In a recent largescale systems seminar*, we had Bart Miller from Wisconsin talk about some of the upcoming work on DynInst. DynInst is an API for runtime code patching, which lets you do things like attach to a running program and insert your own code around every network call, or replace procedures with your own versions. You can even do something as insane as calling a function every time the instrumented program accesses memory. (We do roughly that here at PMaC with MetaSim.)

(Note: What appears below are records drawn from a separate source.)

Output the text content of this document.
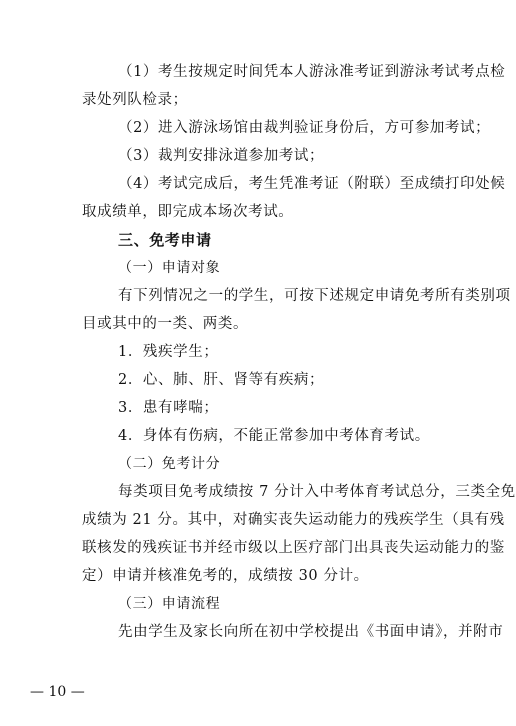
（1）考生按规定时间凭本人游泳准考证到游泳考试考点检
录处列队检录；
（2）进入游泳场馆由裁判验证身份后，方可参加考试；
（3）裁判安排泳道参加考试；
（4）考试完成后，考生凭准考证（附联）至成绩打印处候
取成绩单，即完成本场次考试。
三、免考申请
（一）申请对象
有下列情况之一的学生，可按下述规定申请免考所有类别项
目或其中的一类、两类。
1．残疾学生；
2．心、肺、肝、肾等有疾病；
3．患有哮喘；
4．身体有伤病，不能正常参加中考体育考试。
（二）免考计分
每类项目免考成绩按 7 分计入中考体育考试总分，三类全免
成绩为 21 分。其中，对确实丧失运动能力的残疾学生（具有残
联核发的残疾证书并经市级以上医疗部门出具丧失运动能力的鉴
定）申请并核准免考的，成绩按 30 分计。
（三）申请流程
先由学生及家长向所在初中学校提出《书面申请》，并附市
— 10 —
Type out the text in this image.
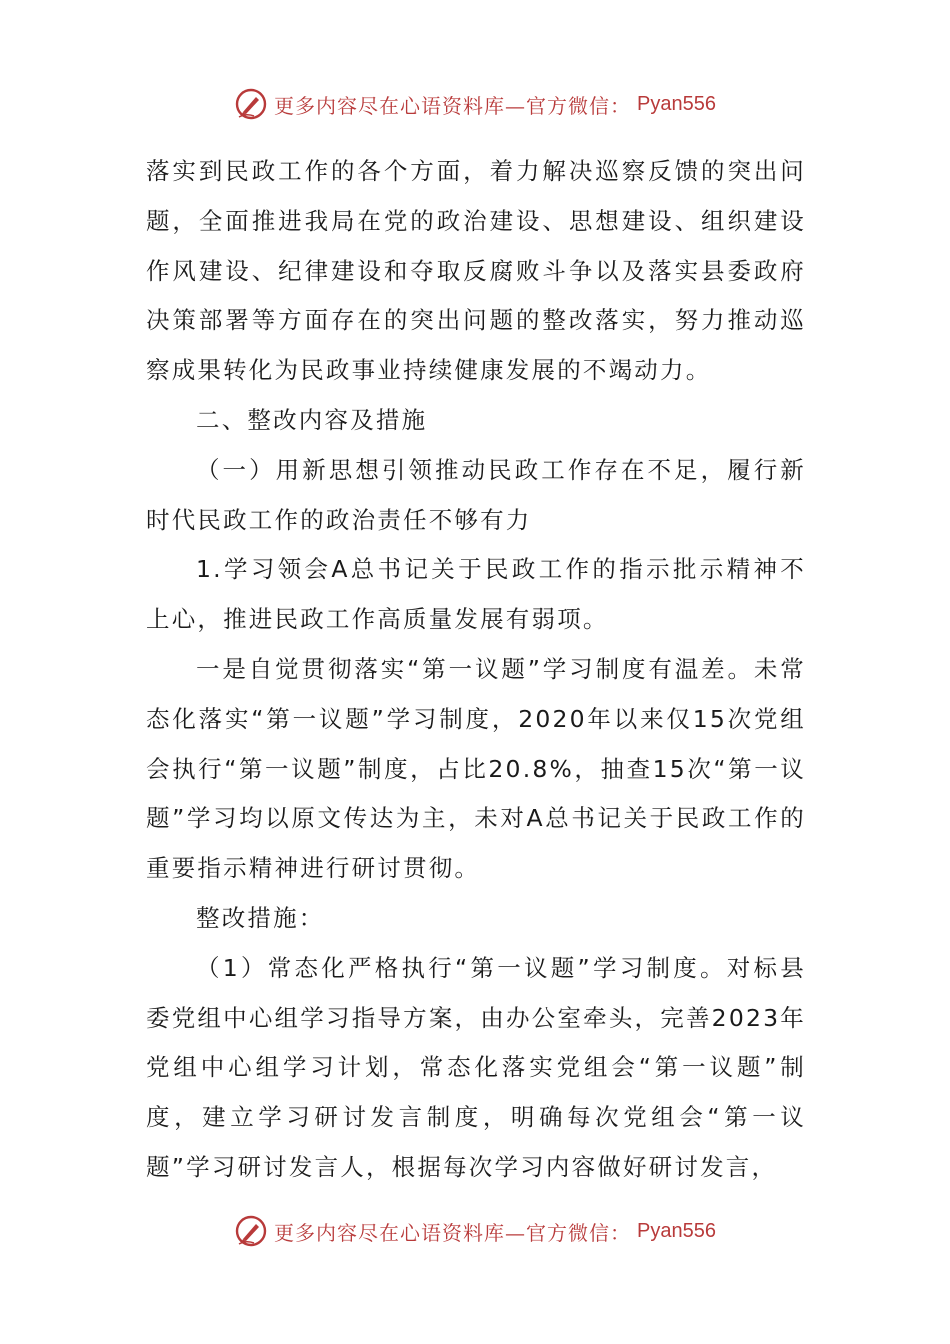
更多内容尽在心语资料库—官方微信： Pyan556

落实到民政工作的各个方面，着力解决巡察反馈的突出问题，全面推进我局在党的政治建设、思想建设、组织建设作风建设、纪律建设和夺取反腐败斗争以及落实县委政府决策部署等方面存在的突出问题的整改落实，努力推动巡察成果转化为民政事业持续健康发展的不竭动力。

二、整改内容及措施

（一）用新思想引领推动民政工作存在不足，履行新时代民政工作的政治责任不够有力

1.学习领会A总书记关于民政工作的指示批示精神不上心，推进民政工作高质量发展有弱项。

一是自觉贯彻落实“第一议题”学习制度有温差。未常态化落实“第一议题”学习制度，2020年以来仅15次党组会执行“第一议题”制度，占比20.8%，抽查15次“第一议题”学习均以原文传达为主，未对A总书记关于民政工作的重要指示精神进行研讨贯彻。

整改措施：

（1）常态化严格执行“第一议题”学习制度。对标县委党组中心组学习指导方案，由办公室牵头，完善2023年党组中心组学习计划，常态化落实党组会“第一议题”制度，建立学习研讨发言制度，明确每次党组会“第一议题”学习研讨发言人，根据每次学习内容做好研讨发言，

更多内容尽在心语资料库—官方微信： Pyan556
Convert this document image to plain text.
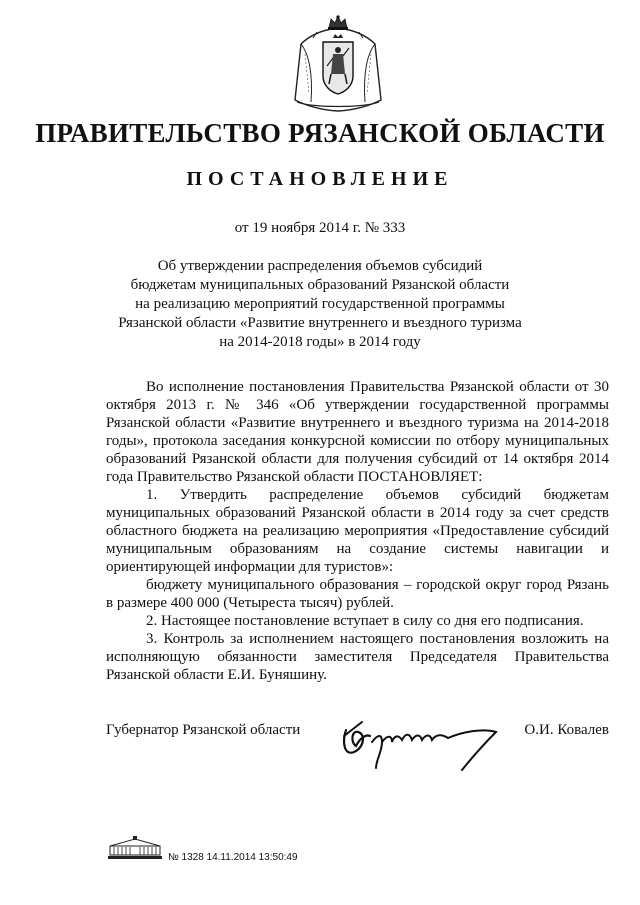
ПРАВИТЕЛЬСТВО РЯЗАНСКОЙ ОБЛАСТИ
ПОСТАНОВЛЕНИЕ
от 19 ноября 2014 г. № 333
Об утверждении распределения объемов субсидий
бюджетам муниципальных образований Рязанской области
на реализацию мероприятий государственной программы
Рязанской области «Развитие внутреннего и въездного туризма
на 2014-2018 годы» в 2014 году

Во исполнение постановления Правительства Рязанской области от 30 октября 2013 г. № 346 «Об утверждении государственной программы Рязанской области «Развитие внутреннего и въездного туризма на 2014-2018 годы», протокола заседания конкурсной комиссии по отбору муниципальных образований Рязанской области для получения субсидий от 14 октября 2014 года Правительство Рязанской области ПОСТАНОВЛЯЕТ:

1. Утвердить распределение объемов субсидий бюджетам муниципальных образований Рязанской области в 2014 году за счет средств областного бюджета на реализацию мероприятия «Предоставление субсидий муниципальным образованиям на создание системы навигации и ориентирующей информации для туристов»:

бюджету муниципального образования – городской округ город Рязань в размере 400 000 (Четыреста тысяч) рублей.

2. Настоящее постановление вступает в силу со дня его подписания.

3. Контроль за исполнением настоящего постановления возложить на исполняющую обязанности заместителя Председателя Правительства Рязанской области Е.И. Буняшину.

Губернатор Рязанской области	О.И. Ковалев
№ 1328 14.11.2014 13:50:49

Bart talked about some of the challenges they've had to face with DynInst and the directions they're planning to take it in the future. The major news is that they're planning to improve support for binary rewriting, in which you use the same interface to instrument an object file and produce a new executable instead of just doing it in memory. Also, they are planning on breaking it up into a few smaller libraries so you don't have to link everything in if you're building a tool that doesn't need all of DynInst. These are both good news for users.
He discussed some interesting applications of DynInst (such as trapping and removing calls to license checking code), and some odd situations that have driven development, like users who needed to instrument binaries that were hundreds of megabytes large (not with linked libraries, just the one file). He also highlighted some cases where DynInst really shines, such as needing to instrument a program that you can't even relink, due to lack of source code access or simple overwhelming makefile confusion. The facility for removing instrumentation led to a clever code coverage tool that removed instrumentation on a block after the block was touched once, leading to a really impressive speedup.
They've also used it to observe viruses without allowing them to write to disk, including nifty tricks like waiting until the virus uncompresses itself, then saving the uncompressed virus for later analysis. The extensive work they've done on binary analysis is important here, because viruses don't really come with symbol tables for handy debugging.
I thought that the most interesting part of the talk was about the challenges they've addressed through the course of the project. For instance, it is surprising how often with production compilers, that the symbol tables contain entries which are totally bogus. An example he used was that the function size information in most symbol tables is never right. Few tools pay attention to this, so it goes unfixed. One reason for this inaccuracy is another reason to consider using DynInst or something like it to build program analysis tools - object code layout is getting pretty confusing, and they've done the hard work of analysis already. For instance, noncontiguous functions are common. Apparently that's rampant in Microsoft's products, due to optimizations that reorder hot basic-blocks. Other weird code arrangements are common, including functions sharing object code. Compilers sometimes appear to be active adversaries to program analysis tools, and many tools in common use are making assumptions about code layout that are increasingly less likely to be correct.
I asked how symbol table information needs to be improved to let tools keep up, and what more information one needs to get from the compiler, and his response was that expecting many-to-many relationships for mapping code to source is very important if your tools need to deal with real code.
Thanks to Bart Miller for the talk - any errors above are mine, the ideas and hard work described are all theirs!
*I had wanted to post about it right away, but I didn't get to it until two weeks later.